Bien que Jean Rizzuto n'ait jamais contribué à la caisse électorale de Denis Coderre, plusieurs membres de sa famille y ont versé des milliers de dollars au fil des années. Entre 2004 et 2011, la nièce de l'homme d'affaires, Mélina Rizzuto, a versé à elle seule plus de 6500 $ à l'Association libérale de Bourassa, la circonscription que M. Coderre a représentée pendant 16 ans à la Chambre des communes. Mme Rizzuto est l'une des administratrices de la société Placements Rizzuto, une entreprise qui possède des intérêts importants à Laval. Un autre administrateur de cette société, Alfonso Rizzuto, a versé plus de 3300 $ à la caisse de M. Coderre entre 2004 et 2011. Tous ces dons étaient parfaitement légaux.

DÉCLARATION OBLIGATOIRE À OTTAWA ET À QUÉBEC 

Comme député, Denis Coderre aurait dû tout au moins déclarer publiquement avoir reçu 25 000 $ de l'homme d'affaires, observe Me Louis Sormany, le mandarin qui avait été la cheville ouvrière pour la loi créant le poste de Commissaire à l'éthique à l'Assemblée nationale. « On ne parle pas de cadeau, mais d'avantage, recevoir 25 000 $ c'est un avantage quand même », dit-il.

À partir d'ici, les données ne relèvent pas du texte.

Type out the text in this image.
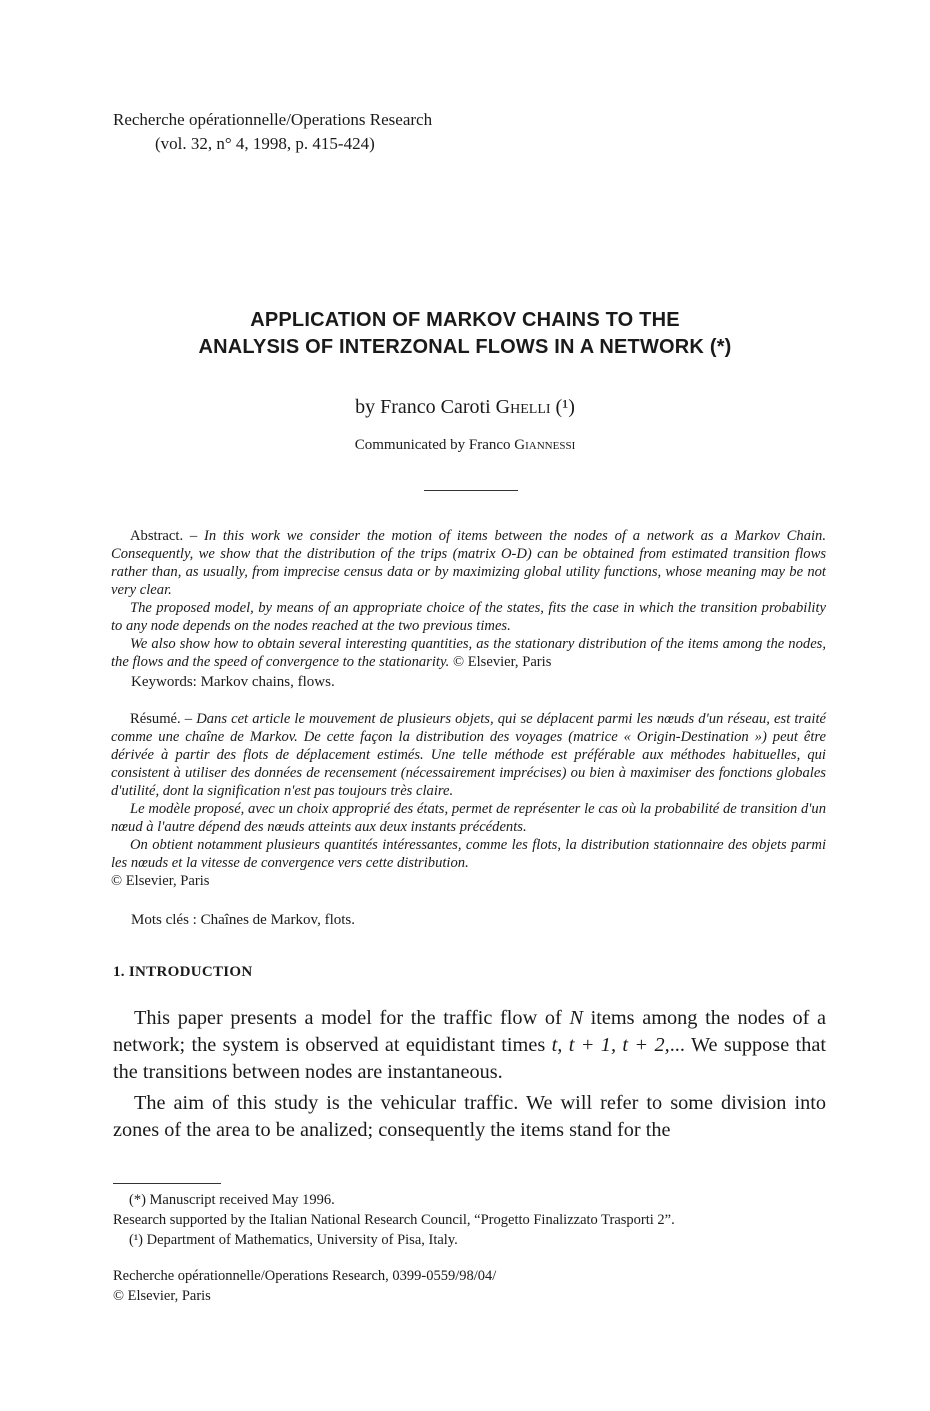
Recherche opérationnelle/Operations Research
(vol. 32, n° 4, 1998, p. 415-424)
APPLICATION OF MARKOV CHAINS TO THE
ANALYSIS OF INTERZONAL FLOWS IN A NETWORK (*)
by Franco Caroti Ghelli (¹)
Communicated by Franco Giannessi

Abstract. – In this work we consider the motion of items between the nodes of a network as a Markov Chain. Consequently, we show that the distribution of the trips (matrix O-D) can be obtained from estimated transition flows rather than, as usually, from imprecise census data or by maximizing global utility functions, whose meaning may be not very clear.

The proposed model, by means of an appropriate choice of the states, fits the case in which the transition probability to any node depends on the nodes reached at the two previous times.

We also show how to obtain several interesting quantities, as the stationary distribution of the items among the nodes, the flows and the speed of convergence to the stationarity. © Elsevier, Paris

Keywords: Markov chains, flows.

Résumé. – Dans cet article le mouvement de plusieurs objets, qui se déplacent parmi les nœuds d'un réseau, est traité comme une chaîne de Markov. De cette façon la distribution des voyages (matrice « Origin-Destination ») peut être dérivée à partir des flots de déplacement estimés. Une telle méthode est préférable aux méthodes habituelles, qui consistent à utiliser des données de recensement (nécessairement imprécises) ou bien à maximiser des fonctions globales d'utilité, dont la signification n'est pas toujours très claire.

Le modèle proposé, avec un choix approprié des états, permet de représenter le cas où la probabilité de transition d'un nœud à l'autre dépend des nœuds atteints aux deux instants précédents.

On obtient notamment plusieurs quantités intéressantes, comme les flots, la distribution stationnaire des objets parmi les nœuds et la vitesse de convergence vers cette distribution.

© Elsevier, Paris
Mots clés : Chaînes de Markov, flots.
1. INTRODUCTION

This paper presents a model for the traffic flow of N items among the nodes of a network; the system is observed at equidistant times t, t + 1, t + 2,... We suppose that the transitions between nodes are instantaneous.

The aim of this study is the vehicular traffic. We will refer to some division into zones of the area to be analized; consequently the items stand for the

(*) Manuscript received May 1996.
Research supported by the Italian National Research Council, “Progetto Finalizzato Trasporti 2”.
(¹) Department of Mathematics, University of Pisa, Italy.
Recherche opérationnelle/Operations Research, 0399-0559/98/04/
© Elsevier, Paris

À Québec comme à Ottawa, le don aurait été permis, mais cela prend une déclaration qui mentionne la nature de l'avantage, dès qu'il dépasse 200 $. Il faut s'interroger si cela contrevient à la loi électorale, s'il sert à financer une campagne électorale. On peut aussi s'interroger sous l'angle du lobbyisme. « La déclaration n'a pas été faite, techniquement il a commis une faute. Cela ne remettait pas en cause son poste de député, mais c'est quand même un gros montant, 25 000 $ », d'observer Me Sormany.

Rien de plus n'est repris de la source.